Damals, im Winter, zwischen Guadalajara und Madrid, konnte die Erde nicht gewärmt haben. Da war Pavel sich ganz sicher. Auch wenn er im Sommer nach Guadalajara gekommen war, in ein ausgedörrtes Guadalajara, wo die Hitze alle Geräusche in den Straßenstaub gepresst hatte und wo nichts daran erinnerte, dass es dort je geregnet hatte. Das Wolkengrau war genauso weit weg wie das Blut und das Donnern und die klammen Finger, und die erstarrte ratlose Front voller durchnässter Leiber. Nach alldem hatte das Wort Guadalajara für ihn geklungen, es hatte sich angefühlt wie eiskalte Hände, die sich in stiller Hilflosigkeit umklammerten, pressten und einander noch fremd waren. Guadalajara: wo das spanische Mädchen aus dem Regen kam.
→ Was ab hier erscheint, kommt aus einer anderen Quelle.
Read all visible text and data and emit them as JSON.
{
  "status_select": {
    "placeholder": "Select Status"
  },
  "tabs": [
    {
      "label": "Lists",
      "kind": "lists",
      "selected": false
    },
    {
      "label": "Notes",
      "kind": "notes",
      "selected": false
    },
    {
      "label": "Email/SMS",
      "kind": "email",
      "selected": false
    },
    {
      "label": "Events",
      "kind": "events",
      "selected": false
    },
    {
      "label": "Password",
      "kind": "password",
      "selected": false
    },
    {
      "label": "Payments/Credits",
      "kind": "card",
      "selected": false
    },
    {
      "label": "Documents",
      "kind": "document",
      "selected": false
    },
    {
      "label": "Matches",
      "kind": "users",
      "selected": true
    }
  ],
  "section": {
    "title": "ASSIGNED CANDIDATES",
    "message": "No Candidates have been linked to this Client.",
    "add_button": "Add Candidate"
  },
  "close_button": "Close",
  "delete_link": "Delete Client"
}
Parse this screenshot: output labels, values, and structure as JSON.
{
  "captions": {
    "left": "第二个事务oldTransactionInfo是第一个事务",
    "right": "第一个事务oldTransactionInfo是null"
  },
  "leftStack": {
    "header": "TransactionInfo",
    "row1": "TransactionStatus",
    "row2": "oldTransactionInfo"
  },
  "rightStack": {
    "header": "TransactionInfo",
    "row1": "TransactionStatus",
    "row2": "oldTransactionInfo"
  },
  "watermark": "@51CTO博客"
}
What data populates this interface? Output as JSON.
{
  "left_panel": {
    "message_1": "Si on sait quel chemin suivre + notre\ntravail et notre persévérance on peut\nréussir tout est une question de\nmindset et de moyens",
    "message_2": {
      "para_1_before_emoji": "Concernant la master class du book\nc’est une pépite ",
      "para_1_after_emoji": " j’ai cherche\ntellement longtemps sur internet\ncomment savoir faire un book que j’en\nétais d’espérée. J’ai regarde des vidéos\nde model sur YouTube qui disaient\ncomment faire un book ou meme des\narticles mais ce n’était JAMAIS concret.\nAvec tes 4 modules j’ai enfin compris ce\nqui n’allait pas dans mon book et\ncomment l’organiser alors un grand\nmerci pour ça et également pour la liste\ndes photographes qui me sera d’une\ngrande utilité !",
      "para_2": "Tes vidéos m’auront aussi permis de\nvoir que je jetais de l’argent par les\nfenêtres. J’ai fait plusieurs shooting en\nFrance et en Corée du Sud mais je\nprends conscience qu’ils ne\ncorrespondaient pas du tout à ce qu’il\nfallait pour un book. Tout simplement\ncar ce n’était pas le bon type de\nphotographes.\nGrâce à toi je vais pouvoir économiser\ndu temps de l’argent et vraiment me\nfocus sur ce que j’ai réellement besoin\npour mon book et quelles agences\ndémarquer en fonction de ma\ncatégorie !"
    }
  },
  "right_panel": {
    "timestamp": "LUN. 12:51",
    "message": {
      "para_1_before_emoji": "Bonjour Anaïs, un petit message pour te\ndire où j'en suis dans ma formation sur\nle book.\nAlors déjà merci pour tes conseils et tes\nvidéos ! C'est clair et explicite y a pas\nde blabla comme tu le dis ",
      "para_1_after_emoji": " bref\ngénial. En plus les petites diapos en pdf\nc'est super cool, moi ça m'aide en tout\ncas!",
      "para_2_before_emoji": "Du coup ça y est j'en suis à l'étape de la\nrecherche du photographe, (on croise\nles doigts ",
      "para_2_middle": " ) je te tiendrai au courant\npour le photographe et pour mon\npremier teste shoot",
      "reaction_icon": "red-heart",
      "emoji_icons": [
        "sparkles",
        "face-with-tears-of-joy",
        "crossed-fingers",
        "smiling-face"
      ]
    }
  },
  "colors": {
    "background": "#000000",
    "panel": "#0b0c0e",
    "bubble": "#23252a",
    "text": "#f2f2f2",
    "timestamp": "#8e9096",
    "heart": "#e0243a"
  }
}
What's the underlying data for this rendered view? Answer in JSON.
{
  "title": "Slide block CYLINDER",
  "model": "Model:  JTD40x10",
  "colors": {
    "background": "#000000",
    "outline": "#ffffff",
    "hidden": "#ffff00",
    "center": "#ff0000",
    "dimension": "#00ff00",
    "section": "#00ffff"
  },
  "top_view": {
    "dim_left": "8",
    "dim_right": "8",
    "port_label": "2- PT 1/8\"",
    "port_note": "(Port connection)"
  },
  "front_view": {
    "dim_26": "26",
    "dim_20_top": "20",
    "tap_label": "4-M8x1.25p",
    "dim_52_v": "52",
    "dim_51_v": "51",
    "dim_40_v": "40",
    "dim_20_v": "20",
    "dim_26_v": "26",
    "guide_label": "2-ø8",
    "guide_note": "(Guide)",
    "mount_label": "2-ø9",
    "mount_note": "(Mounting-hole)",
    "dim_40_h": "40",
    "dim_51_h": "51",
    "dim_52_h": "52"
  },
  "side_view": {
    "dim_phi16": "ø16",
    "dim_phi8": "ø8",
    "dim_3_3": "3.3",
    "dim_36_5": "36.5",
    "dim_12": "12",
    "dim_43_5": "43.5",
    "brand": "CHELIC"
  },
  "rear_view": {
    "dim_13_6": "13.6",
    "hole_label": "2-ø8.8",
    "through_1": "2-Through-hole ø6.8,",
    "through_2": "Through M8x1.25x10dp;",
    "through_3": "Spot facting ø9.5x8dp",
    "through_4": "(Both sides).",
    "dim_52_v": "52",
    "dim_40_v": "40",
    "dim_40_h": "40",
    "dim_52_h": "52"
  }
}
Guadalajara: das Zauberwort.
Aber bei seiner Ankunft hatte er begriffen, dass er sich irrte. Dass er ein anderes Guadalajara meinte, das es heute nicht mehr gab. Er kam nicht nach Hause, als er Guadalajara erreichte, er fand nur den Geschmack von heißem Staub und ausgelöschter Zeit und das hatte er nicht gesucht. Er hatte auch nicht den vergilbten Regentag gesucht, oder vielleicht doch, aber es gab etwas vor diesem Tag, das Mädchen aus dem Regen musste einen weiten Weg gegangen sein.
„Sevilla hat keine gute Erde“, sagte Magdalena neben ihm und fuhr mit der Hand über das kurze trockene Gras. Er glaubte, sie zu verstehen.
„Aber du trägst deine Erde ja mit dir.“
„Gegen das Heimweh.“
Sie saßen in dem großen stummen Garten des Alcázar, des alten Maurenpalastes, und es war, als hätten sie sich in ein geflüstertes Märchen zurückgezogen. Die Umgebung verlor sich langsam im graublauen Dämmerlicht und die sanfte Abendkühle kroch langsam an sie heran wie ein Tier.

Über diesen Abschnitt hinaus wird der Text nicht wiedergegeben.